FILE – A view of the FDA seal displayed inside the Hubert Humphrey Building’s auditorium in Washington. (AP Photo/Jose Luis Magana, File)
Sarepta Therapeutics, the biotech company behind the gene therapy Elevidys, has made a bold move. On Friday night, the company publicly announced that it will not stop shipping its muscular dystrophy treatment, even after a third patient death prompted a direct request from the U.S. Food and Drug Administration (FDA).

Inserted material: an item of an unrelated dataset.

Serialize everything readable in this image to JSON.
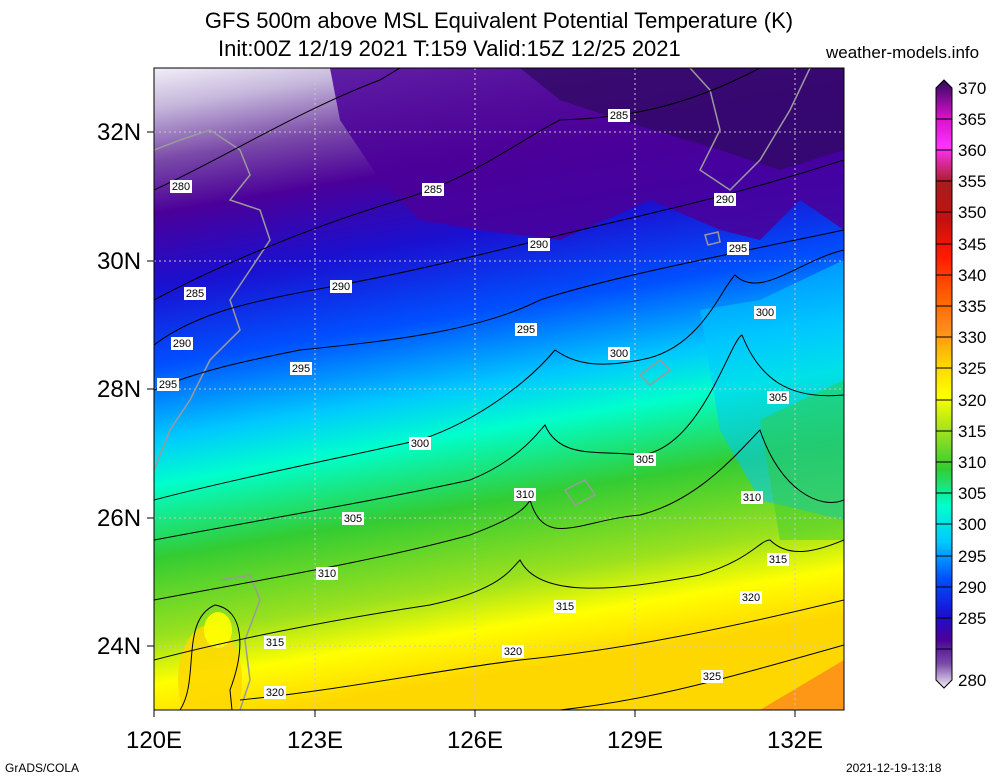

The FDA had urged Sarepta to suspend all sales of Elevidys, a one-time gene therapy for Duchenne muscular dystrophy (DMD), following concerns over safety. But Sarepta refused.
This decision comes as the company reels from recent setbacks—including a 35% drop in share price, the loss of 500 employees, and mounting pressure over its handling of adverse events linked to its treatments.
FDA vs Sarepta: A Rare Stand-Off
In an unusual turn, the FDA issued a statement late Friday confirming that Sarepta declined to follow its recommendation to halt the therapy’s distribution. While the agency has the power to remove a drug from the market, the process typically involves a slow, formal regulatory pathway. Companies usually comply voluntarily to avoid further scrutiny.
FDA Commissioner Dr. Marty Makary emphasized their concern, saying, “We’re committed to ensuring patients have access to breakthrough drugs—but we won’t hesitate to intervene if safety is at risk.”
What Is Elevidys and Why Is It Under Fire?
Elevidys is the first gene therapy approved in the U.S. for treating Duchenne muscular dystrophy—a deadly muscle-wasting condition primarily affecting boys. Approved in 2023, the drug has always been under a cloud of skepticism. Some FDA scientists questioned its effectiveness from the beginning.
Initially authorized only for younger children who could still walk, its approval was later expanded to include older patients, even those who had lost mobility. But the deaths of two teenage boys last month—both of whom were receiving the therapy—forced Sarepta to halt shipments for this group.
A Third Death Raises Alarms
Adding to the crisis, Sarepta confirmed a third patient death on Friday: a 51-year-old man participating in a clinical trial for a separate muscular dystrophy therapy. Though the therapy used a different dose and manufacturing process, all three deaths were tied to liver damage—a known risk highlighted in Elevidys’ safety profile.
This third death had already been reported to the FDA on June 20, which responded by pausing the trial. However, Sarepta’s recent communications to investors did not mention the incident, a move that sparked sharp criticism from analysts.
Damage Control: Warnings, Layoffs, and Questions
Earlier this week, Sarepta said it would add a bold warning label to Elevidys. It also announced it would cut one-third of its workforce to manage costs. However, analysts were taken aback when the company omitted any reference to the third fatality during its press call.
Meanwhile, Sarepta insists that there are “no new safety concerns” for younger patients in the early stages of DMD. The company says it will continue to supply Elevidys for them and cooperate with the FDA in ongoing discussions.
Past Approvals, Ongoing Doubts
Sarepta has received FDA clearance for three other Duchenne treatments since 2016. But none of these drugs have been conclusively proven to work. Critics say Sarepta repeatedly fails to complete required studies that would cement the treatments’ legitimacy.
Now, with its stock tumbling to just $14.07 and its credibility questioned, Sarepta stands at a crossroads. Its refusal to pause Elevidys shipments, despite fatal outcomes, may become a defining moment—for better or worse.